Maybe you have made a wrong decision and that’s why things are going badly.  Maybe your sin has caught up with you.  Maybe God is using this as an opportunity to refine a major area of character in your life to prepare you for something great.  But, it may just be that we live in a fallen world where bad stuff happens.  I believe that we, read I, spend way too much time worrying about why and not near enough time listening to God and learning to trust and depend on Him. 

What if we took all of the energy that we wasted stressing about “why” and turned that into prayer, reading and studying about Joseph and Paul who went through worse trials than most of us?  What if we took that time to connect with God’s Son, Jesus who endured the worst of trials so that we could have life in him?

Don’t Pray for Patience

I have said this in different contexts, so I feel obligated to mention here on the new blog.  I was talking to our men’s group Wednesday morning.  We are still working our way through the Fruit of the Spirit.  That morning we talked about patience, kindness and goodness.

Here is the trap that we fall into.  We think that we want to be more patient, and we recognize that we need God’s help.  So we pray for God to help us become more patient.  Here is the problem.  The way that God teaches us patience is to put us into situations that call for patience.  Who wants that?  Who wants to be put in frustrating situations?

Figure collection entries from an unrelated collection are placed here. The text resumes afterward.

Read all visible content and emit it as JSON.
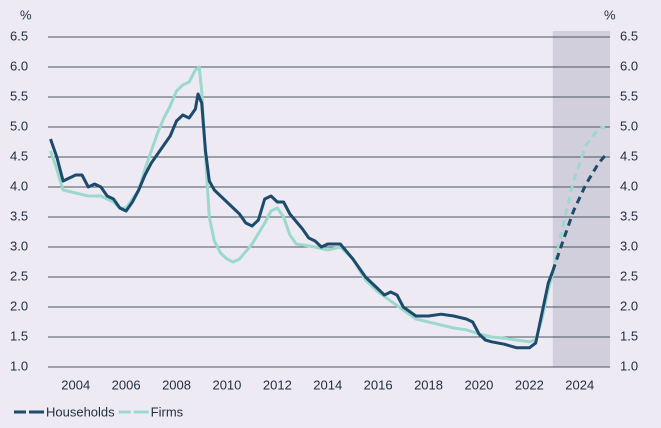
{
  "chart_data": {
    "type": "line",
    "ylabel": "%",
    "xlim": [
      2002.9,
      2025.2
    ],
    "xticks": [
      2004,
      2006,
      2008,
      2010,
      2012,
      2014,
      2016,
      2018,
      2020,
      2022,
      2024
    ],
    "ylim": [
      1.0,
      6.5
    ],
    "yticks": [
      {
        "value": 1,
        "label": "1.0"
      },
      1.5,
      {
        "value": 2,
        "label": "2.0"
      },
      2.5,
      {
        "value": 3,
        "label": "3.0"
      },
      3.5,
      {
        "value": 4,
        "label": "4.0"
      },
      4.5,
      {
        "value": 5,
        "label": "5.0"
      },
      5.5,
      {
        "value": 6,
        "label": "6.0"
      },
      6.5
    ],
    "grid": true,
    "forecast_region": [
      2022.93,
      2025.2
    ],
    "forecast_color": "#d2cfdc",
    "legend": "bottom-left",
    "series": [
      {
        "name": "Households",
        "color": "#1d4b6b",
        "x": [
          2003.0,
          2003.25,
          2003.5,
          2003.75,
          2004.0,
          2004.25,
          2004.5,
          2004.75,
          2005.0,
          2005.25,
          2005.5,
          2005.75,
          2006.0,
          2006.25,
          2006.5,
          2006.75,
          2007.0,
          2007.25,
          2007.5,
          2007.75,
          2008.0,
          2008.25,
          2008.5,
          2008.75,
          2008.85,
          2009.0,
          2009.15,
          2009.3,
          2009.5,
          2010.0,
          2010.5,
          2010.75,
          2011.0,
          2011.25,
          2011.5,
          2011.75,
          2012.0,
          2012.25,
          2012.5,
          2013.0,
          2013.25,
          2013.5,
          2013.75,
          2014.0,
          2014.5,
          2015.0,
          2015.5,
          2016.0,
          2016.25,
          2016.5,
          2016.75,
          2017.0,
          2017.5,
          2018.0,
          2018.5,
          2019.0,
          2019.5,
          2019.75,
          2020.0,
          2020.25,
          2020.5,
          2021.0,
          2021.5,
          2022.0,
          2022.25,
          2022.5,
          2022.75,
          2022.93,
          2023.25,
          2023.75,
          2024.25,
          2024.75,
          2025.0
        ],
        "values": [
          4.8,
          4.5,
          4.1,
          4.15,
          4.2,
          4.2,
          4.0,
          4.05,
          4.0,
          3.85,
          3.8,
          3.65,
          3.6,
          3.75,
          3.95,
          4.2,
          4.4,
          4.55,
          4.7,
          4.85,
          5.1,
          5.2,
          5.15,
          5.3,
          5.55,
          5.4,
          4.6,
          4.1,
          3.95,
          3.75,
          3.55,
          3.4,
          3.35,
          3.45,
          3.8,
          3.85,
          3.75,
          3.75,
          3.55,
          3.3,
          3.15,
          3.1,
          3.0,
          3.05,
          3.05,
          2.8,
          2.5,
          2.3,
          2.2,
          2.25,
          2.2,
          2.0,
          1.85,
          1.85,
          1.88,
          1.85,
          1.8,
          1.75,
          1.55,
          1.45,
          1.42,
          1.38,
          1.32,
          1.32,
          1.4,
          1.9,
          2.4,
          2.6,
          3.0,
          3.6,
          4.05,
          4.4,
          4.52
        ]
      },
      {
        "name": "Firms",
        "color": "#9dd8cd",
        "x": [
          2003.0,
          2003.25,
          2003.5,
          2004.0,
          2004.5,
          2005.0,
          2005.5,
          2005.75,
          2006.0,
          2006.5,
          2006.75,
          2007.0,
          2007.25,
          2007.5,
          2007.75,
          2008.0,
          2008.25,
          2008.5,
          2008.75,
          2008.9,
          2009.0,
          2009.15,
          2009.3,
          2009.5,
          2009.75,
          2010.0,
          2010.25,
          2010.5,
          2011.0,
          2011.5,
          2011.75,
          2012.0,
          2012.25,
          2012.5,
          2012.75,
          2013.5,
          2014.0,
          2014.5,
          2015.0,
          2015.5,
          2016.0,
          2016.5,
          2017.0,
          2017.5,
          2018.0,
          2018.5,
          2019.0,
          2019.5,
          2020.0,
          2020.5,
          2021.0,
          2021.5,
          2022.0,
          2022.25,
          2022.5,
          2022.75,
          2022.93,
          2023.25,
          2023.75,
          2024.25,
          2024.75,
          2025.0
        ],
        "values": [
          4.6,
          4.3,
          3.95,
          3.9,
          3.85,
          3.85,
          3.75,
          3.65,
          3.65,
          3.95,
          4.3,
          4.6,
          4.9,
          5.15,
          5.35,
          5.6,
          5.7,
          5.75,
          5.95,
          6.0,
          5.6,
          4.5,
          3.5,
          3.1,
          2.9,
          2.8,
          2.75,
          2.8,
          3.05,
          3.4,
          3.6,
          3.65,
          3.5,
          3.2,
          3.05,
          3.0,
          2.95,
          3.0,
          2.8,
          2.45,
          2.25,
          2.1,
          1.95,
          1.8,
          1.75,
          1.7,
          1.65,
          1.62,
          1.55,
          1.5,
          1.48,
          1.45,
          1.42,
          1.45,
          1.8,
          2.3,
          2.55,
          3.2,
          4.1,
          4.7,
          4.97,
          5.0
        ]
      }
    ]
  }
}
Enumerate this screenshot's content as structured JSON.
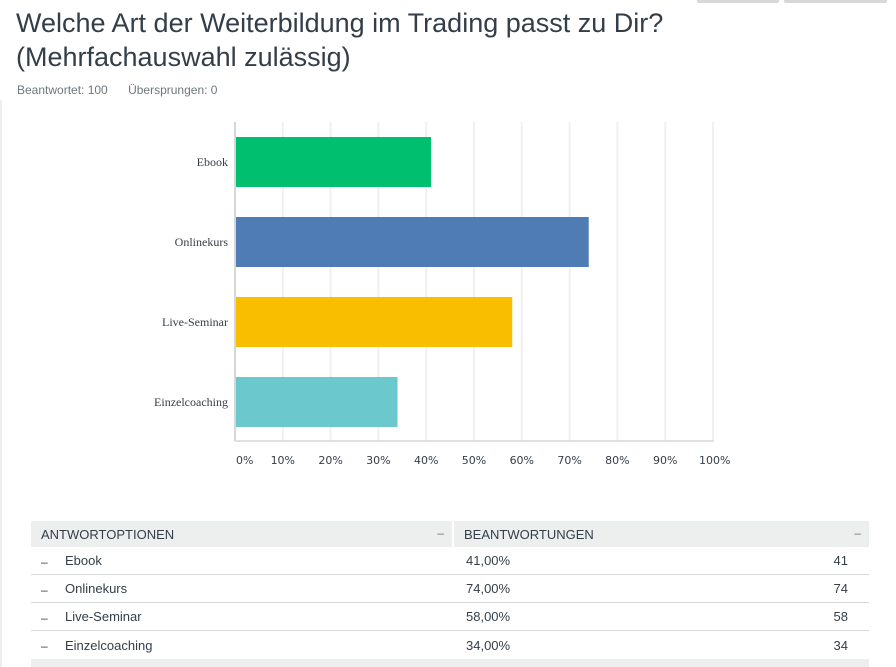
{
  "header": {
    "title": "Welche Art der Weiterbildung im Trading passt zu Dir? (Mehrfachauswahl zulässig)",
    "answered": "Beantwortet: 100",
    "skipped": "Übersprungen: 0"
  },
  "chart_data": {
    "type": "bar",
    "orientation": "horizontal",
    "title": "",
    "xlabel": "",
    "ylabel": "",
    "categories": [
      "Ebook",
      "Onlinekurs",
      "Live-Seminar",
      "Einzelcoaching"
    ],
    "values": [
      41,
      74,
      58,
      34
    ],
    "unit": "%",
    "colors": [
      "#00bf6f",
      "#507cb6",
      "#f9be00",
      "#6bc8cd"
    ],
    "xlim": [
      0,
      100
    ],
    "ticks": [
      "0%",
      "10%",
      "20%",
      "30%",
      "40%",
      "50%",
      "60%",
      "70%",
      "80%",
      "90%",
      "100%"
    ],
    "tick_values": [
      0,
      10,
      20,
      30,
      40,
      50,
      60,
      70,
      80,
      90,
      100
    ],
    "grid": true,
    "legend": "none"
  },
  "table": {
    "col1_header": "ANTWORTOPTIONEN",
    "col2_header": "BEANTWORTUNGEN",
    "sort_glyph": "–",
    "row_glyph": "–",
    "rows": [
      {
        "option": "Ebook",
        "percent": "41,00%",
        "count": "41"
      },
      {
        "option": "Onlinekurs",
        "percent": "74,00%",
        "count": "74"
      },
      {
        "option": "Live-Seminar",
        "percent": "58,00%",
        "count": "58"
      },
      {
        "option": "Einzelcoaching",
        "percent": "34,00%",
        "count": "34"
      }
    ]
  }
}
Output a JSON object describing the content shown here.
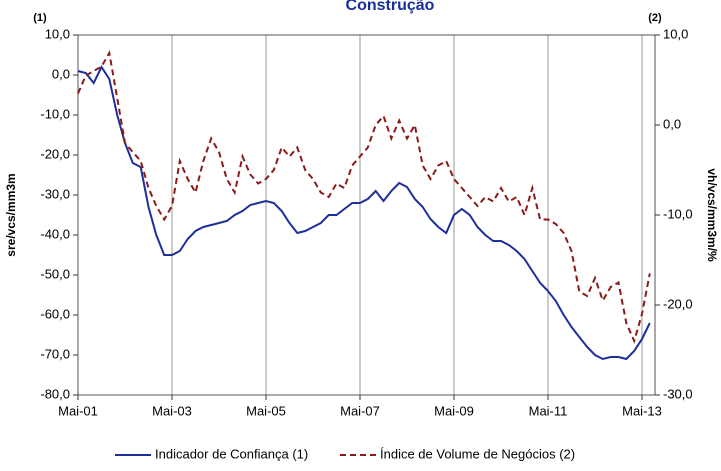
{
  "chart_data": {
    "type": "line",
    "title": "Construção",
    "annotations": [
      "(1)",
      "(2)"
    ],
    "ylabel": "sre/vcs/mm3m",
    "y2label": "vh/vcs/mm3m/%",
    "categories": [
      "Mai-01",
      null,
      null,
      null,
      null,
      null,
      null,
      null,
      null,
      null,
      null,
      null,
      "Mai-03",
      null,
      null,
      null,
      null,
      null,
      null,
      null,
      null,
      null,
      null,
      null,
      "Mai-05",
      null,
      null,
      null,
      null,
      null,
      null,
      null,
      null,
      null,
      null,
      null,
      "Mai-07",
      null,
      null,
      null,
      null,
      null,
      null,
      null,
      null,
      null,
      null,
      null,
      "Mai-09",
      null,
      null,
      null,
      null,
      null,
      null,
      null,
      null,
      null,
      null,
      null,
      "Mai-11",
      null,
      null,
      null,
      null,
      null,
      null,
      null,
      null,
      null,
      null,
      null,
      "Mai-13",
      null
    ],
    "series": [
      {
        "name": "Indicador de Confiança (1)",
        "color": "#1f2f9a",
        "dash": false,
        "axis": "y",
        "values": [
          1.0,
          0.5,
          -2,
          2,
          -1,
          -10,
          -17,
          -22,
          -23,
          -33,
          -40,
          -45,
          -45,
          -44,
          -41,
          -39,
          -38,
          -37.5,
          -37,
          -36.5,
          -35,
          -34,
          -32.5,
          -32,
          -31.5,
          -32,
          -34,
          -37,
          -39.5,
          -39,
          -38,
          -37,
          -35,
          -35,
          -33.5,
          -32,
          -32,
          -31,
          -29,
          -31.5,
          -29,
          -27,
          -28,
          -31,
          -33,
          -36,
          -38,
          -39.5,
          -35,
          -33.5,
          -35,
          -38,
          -40,
          -41.5,
          -41.5,
          -42.5,
          -44,
          -46,
          -49,
          -52,
          -54,
          -56.5,
          -60,
          -63,
          -65.5,
          -68,
          -70,
          -71,
          -70.5,
          -70.5,
          -71,
          -69,
          -66,
          -62
        ]
      },
      {
        "name": "Índice de Volume de Negócios (2)",
        "color": "#8b1a1a",
        "dash": true,
        "axis": "y2",
        "values": [
          3.5,
          5.5,
          6,
          6.5,
          8,
          3,
          -2,
          -3,
          -4,
          -7,
          -9,
          -10.5,
          -9,
          -4,
          -6,
          -7.5,
          -4,
          -1.5,
          -3,
          -6,
          -7.5,
          -3.5,
          -5.5,
          -6.5,
          -6,
          -5,
          -2.5,
          -3.5,
          -2.5,
          -5,
          -6,
          -7.5,
          -8,
          -6.5,
          -7,
          -4.5,
          -3.5,
          -2.5,
          0,
          1,
          -1.5,
          0.5,
          -1.5,
          0,
          -4.5,
          -6,
          -4.5,
          -4,
          -6,
          -7,
          -8,
          -9,
          -8,
          -8.5,
          -7,
          -8.5,
          -8,
          -10,
          -7,
          -10.5,
          -10.5,
          -11,
          -12,
          -14,
          -18.5,
          -19,
          -17,
          -19.5,
          -18,
          -17.5,
          -22,
          -24,
          -21,
          -16.5
        ]
      }
    ],
    "ylim": [
      -80,
      10
    ],
    "yticks": [
      {
        "value": -80,
        "label": "-80,0"
      },
      {
        "value": -70,
        "label": "-70,0"
      },
      {
        "value": -60,
        "label": "-60,0"
      },
      {
        "value": -50,
        "label": "-50,0"
      },
      {
        "value": -40,
        "label": "-40,0"
      },
      {
        "value": -30,
        "label": "-30,0"
      },
      {
        "value": -20,
        "label": "-20,0"
      },
      {
        "value": -10,
        "label": "-10,0"
      },
      {
        "value": 0,
        "label": "0,0"
      },
      {
        "value": 10,
        "label": "10,0"
      }
    ],
    "y2lim": [
      -30,
      10
    ],
    "y2ticks": [
      {
        "value": -30,
        "label": "-30,0"
      },
      {
        "value": -20,
        "label": "-20,0"
      },
      {
        "value": -10,
        "label": "-10,0"
      },
      {
        "value": 0,
        "label": "0,0"
      },
      {
        "value": 10,
        "label": "10,0"
      }
    ],
    "grid": true,
    "legend": "bottom"
  }
}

Here’s the reality.  Life is full of such situations whether or not you are praying for patience or not.  We just become more aware of them as God is putting our need for patience in the front of our minds and hearts.  (All it takes for me is missing a stop light or someone in front of met to go 2 miles under the speed limit in front of me.)  Honestly, there are few traits I need more in my life than patience. I wish that my first responses to what life throws out was grace, kindness and calm. What a difference that would make in my life, my family, my church, etc.  So despite all of the advice that I have given over the years, I am now praying for patience. I’ll keep you all posted.